その一方でこの映画は、ソマリア問題に対し独自の製作姿勢を貫いています。

バーカッド・アブディだけでなく、ソマリアのシーンに登場する俳優・エキストラの大半は、実際のソマリア難民を起用しています

更に本作はエンドロールで、多くの人名の横に年月日が表示されています。これはその人物がソマリア難民であり、いつ難民となったのかを示しています

打算的にソマリアの海賊問題に関わり、成功を遂げた主人公。しかし彼の行為はソマリアの現実を世界に知らしめ、世の中を動かす原動力となりました。

映画も商業的に作られながらも、同時にソマリア難民の雇用と、彼らの存在を訴える事に力を注いでいるのです

まとめ


ABES HEADACHE LLC (C) 2017

ソマリアに対する姿勢、政治的現状も報道も、難民の存在も表も裏も含めて取り上げた映画『ボーダーライン ソマリア・ウォー』。作り手が諸問題に真摯に向き合った映画と言えます。

なおこの映画は主人公の悪夢や心象風景を描き、劇的なアクションシーンをアニメーションにするなど、表現の飛躍がある作品です

これにはアクション映画を期待して見た方には、更に違和感を感じさせるかもしれません。

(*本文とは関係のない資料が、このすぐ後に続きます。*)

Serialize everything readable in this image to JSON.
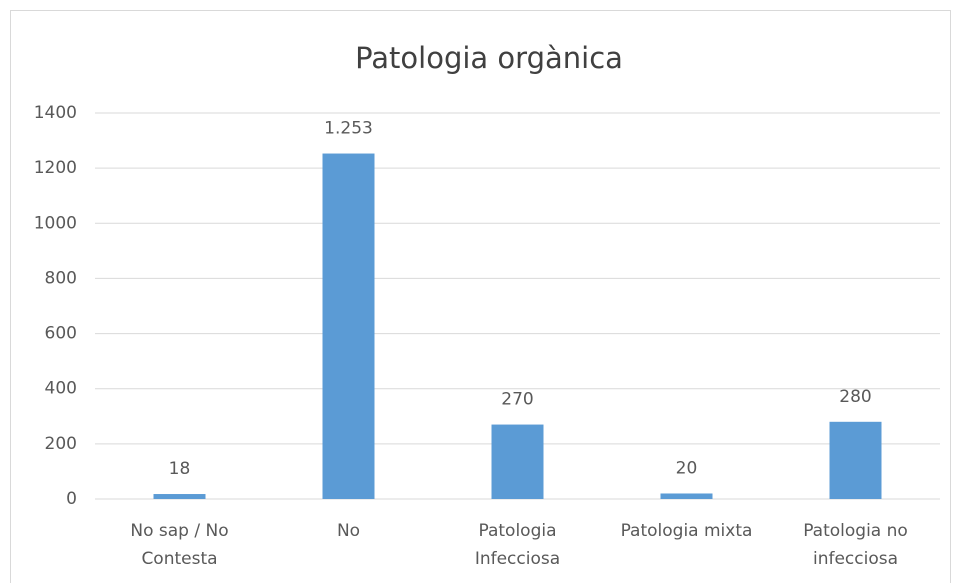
{
  "chart_data": {
    "type": "bar",
    "title": "Patologia orgànica",
    "categories": [
      "No sap / No Contesta",
      "No",
      "Patologia Infecciosa",
      "Patologia mixta",
      "Patologia no infecciosa"
    ],
    "values": [
      18,
      1253,
      270,
      20,
      280
    ],
    "value_labels": [
      "18",
      "1.253",
      "270",
      "20",
      "280"
    ],
    "color": "#5b9bd5",
    "ylim": [
      0,
      1400
    ],
    "yticks": [
      0,
      200,
      400,
      600,
      800,
      1000,
      1200,
      1400
    ],
    "grid": true
  }
}
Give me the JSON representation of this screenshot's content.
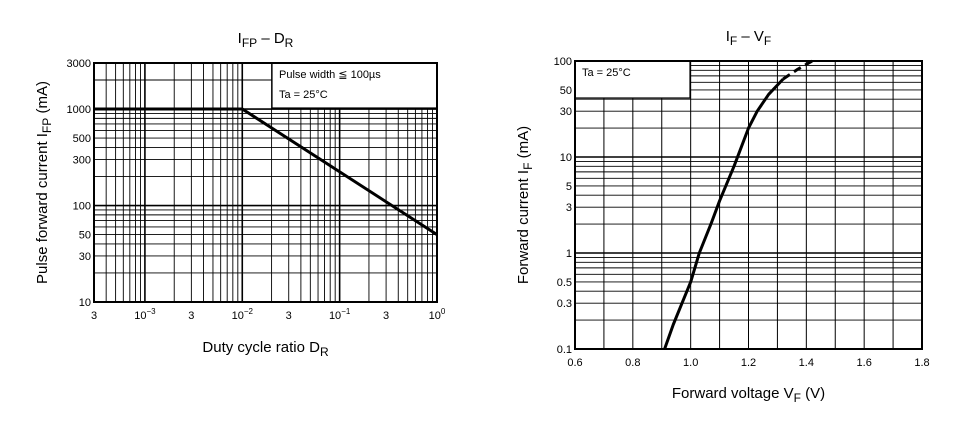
{
  "chart_data": [
    {
      "type": "line",
      "title": {
        "main": "I",
        "sub1": "FP",
        "dash": " – D",
        "sub2": "R"
      },
      "xlabel": {
        "main": "Duty cycle ratio   D",
        "sub": "R"
      },
      "ylabel": {
        "main": "Pulse forward current   I",
        "sub": "FP",
        "unit": "(mA)"
      },
      "xscale": "log",
      "yscale": "log",
      "xlim": [
        0.0003,
        1
      ],
      "ylim": [
        10,
        3000
      ],
      "xticks": [
        {
          "v": 0.0003,
          "label": "3"
        },
        {
          "v": 0.001,
          "base": "10",
          "exp": "−3"
        },
        {
          "v": 0.003,
          "label": "3"
        },
        {
          "v": 0.01,
          "base": "10",
          "exp": "−2"
        },
        {
          "v": 0.03,
          "label": "3"
        },
        {
          "v": 0.1,
          "base": "10",
          "exp": "−1"
        },
        {
          "v": 0.3,
          "label": "3"
        },
        {
          "v": 1,
          "base": "10",
          "exp": "0"
        }
      ],
      "yticks": [
        {
          "v": 3000,
          "label": "3000"
        },
        {
          "v": 1000,
          "label": "1000"
        },
        {
          "v": 500,
          "label": "500"
        },
        {
          "v": 300,
          "label": "300"
        },
        {
          "v": 100,
          "label": "100"
        },
        {
          "v": 50,
          "label": "50"
        },
        {
          "v": 30,
          "label": "30"
        },
        {
          "v": 10,
          "label": "10"
        }
      ],
      "legend": [
        "Pulse width  ≦  100µs",
        "Ta = 25°C"
      ],
      "legend_position": "top-right",
      "grid": true,
      "series": [
        {
          "name": "IFP",
          "x": [
            0.0003,
            0.01,
            1
          ],
          "y": [
            1000,
            1000,
            50
          ]
        }
      ]
    },
    {
      "type": "line",
      "title": {
        "main": "I",
        "sub1": "F",
        "dash": " – V",
        "sub2": "F"
      },
      "xlabel": {
        "main": "Forward voltage   V",
        "sub": "F",
        "unit": "(V)"
      },
      "ylabel": {
        "main": "Forward current   I",
        "sub": "F",
        "unit": "(mA)"
      },
      "xscale": "linear",
      "yscale": "log",
      "xlim": [
        0.6,
        1.8
      ],
      "ylim": [
        0.1,
        100
      ],
      "xticks": [
        {
          "v": 0.6,
          "label": "0.6"
        },
        {
          "v": 0.8,
          "label": "0.8"
        },
        {
          "v": 1.0,
          "label": "1.0"
        },
        {
          "v": 1.2,
          "label": "1.2"
        },
        {
          "v": 1.4,
          "label": "1.4"
        },
        {
          "v": 1.6,
          "label": "1.6"
        },
        {
          "v": 1.8,
          "label": "1.8"
        }
      ],
      "yticks": [
        {
          "v": 100,
          "label": "100"
        },
        {
          "v": 50,
          "label": "50"
        },
        {
          "v": 30,
          "label": "30"
        },
        {
          "v": 10,
          "label": "10"
        },
        {
          "v": 5,
          "label": "5"
        },
        {
          "v": 3,
          "label": "3"
        },
        {
          "v": 1,
          "label": "1"
        },
        {
          "v": 0.5,
          "label": "0.5"
        },
        {
          "v": 0.3,
          "label": "0.3"
        },
        {
          "v": 0.1,
          "label": "0.1"
        }
      ],
      "legend": [
        "Ta = 25°C"
      ],
      "legend_position": "top-left",
      "grid": true,
      "series": [
        {
          "name": "IF solid",
          "x": [
            0.91,
            0.94,
            0.97,
            1.0,
            1.03,
            1.07,
            1.1,
            1.15,
            1.2,
            1.23,
            1.27,
            1.32
          ],
          "y": [
            0.1,
            0.18,
            0.3,
            0.5,
            1.0,
            2.0,
            3.5,
            8,
            20,
            30,
            45,
            65
          ]
        },
        {
          "name": "IF dashed",
          "dashed": true,
          "x": [
            1.32,
            1.37,
            1.42
          ],
          "y": [
            65,
            82,
            100
          ]
        }
      ]
    }
  ]
}
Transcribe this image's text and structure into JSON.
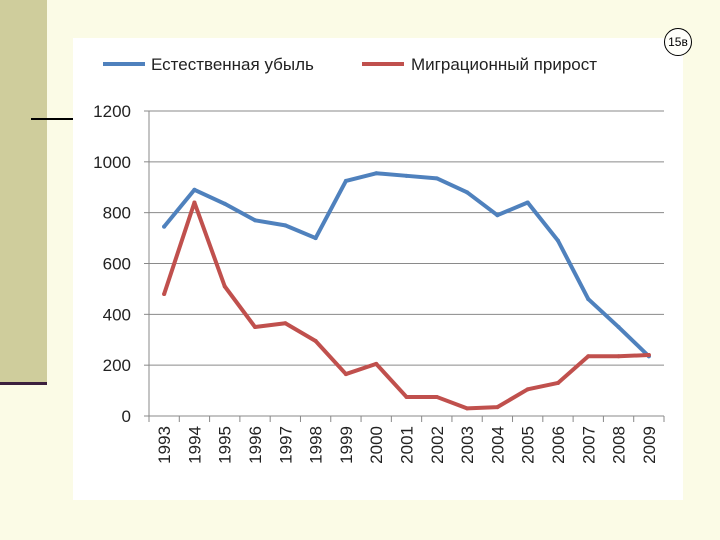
{
  "slide": {
    "badge": "15в"
  },
  "chart_data": {
    "type": "line",
    "categories": [
      "1993",
      "1994",
      "1995",
      "1996",
      "1997",
      "1998",
      "1999",
      "2000",
      "2001",
      "2002",
      "2003",
      "2004",
      "2005",
      "2006",
      "2007",
      "2008",
      "2009"
    ],
    "series": [
      {
        "name": "Естественная убыль",
        "color": "#4f81bd",
        "values": [
          745,
          890,
          835,
          770,
          750,
          700,
          925,
          955,
          945,
          935,
          880,
          790,
          840,
          690,
          460,
          350,
          235
        ]
      },
      {
        "name": "Миграционный прирост",
        "color": "#c0504d",
        "values": [
          480,
          840,
          510,
          350,
          365,
          295,
          165,
          205,
          75,
          75,
          30,
          35,
          105,
          130,
          235,
          235,
          240
        ]
      }
    ],
    "yticks": [
      "0",
      "200",
      "400",
      "600",
      "800",
      "1000",
      "1200"
    ],
    "ylim": [
      0,
      1200
    ],
    "grid": true,
    "legend_position": "top"
  }
}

監督のブライアン・バックリーは、アカデミー最優秀短編映画賞にノミネートされた事もある、優れたCM製作者として有名な人物

かつてニューヨークタイムズは、彼を“スーパーボウルの王”と呼びました。全米で注目を浴び高い視聴率を誇る、スーパーボールのコマーシャルフィルムを2000年以来50本以上も手掛け、その実績から与えられた称号です

アメリカの国民的イベント、スーパーボウルのCM料は極めて高く、それ故に大手企業期待の新商品の発表や、新作超大作映画予告のお披露目などにも使用されている、特別のCM枠です

この作品の様々な表現の飛躍には、監督ならではの計算と試みがあるのです。

なお、主人公の悪夢の中で海賊に射殺される人物が登場しますが、これが本作の自伝原作者であるジェイ・バハダー本人。監督らしいお遊びです。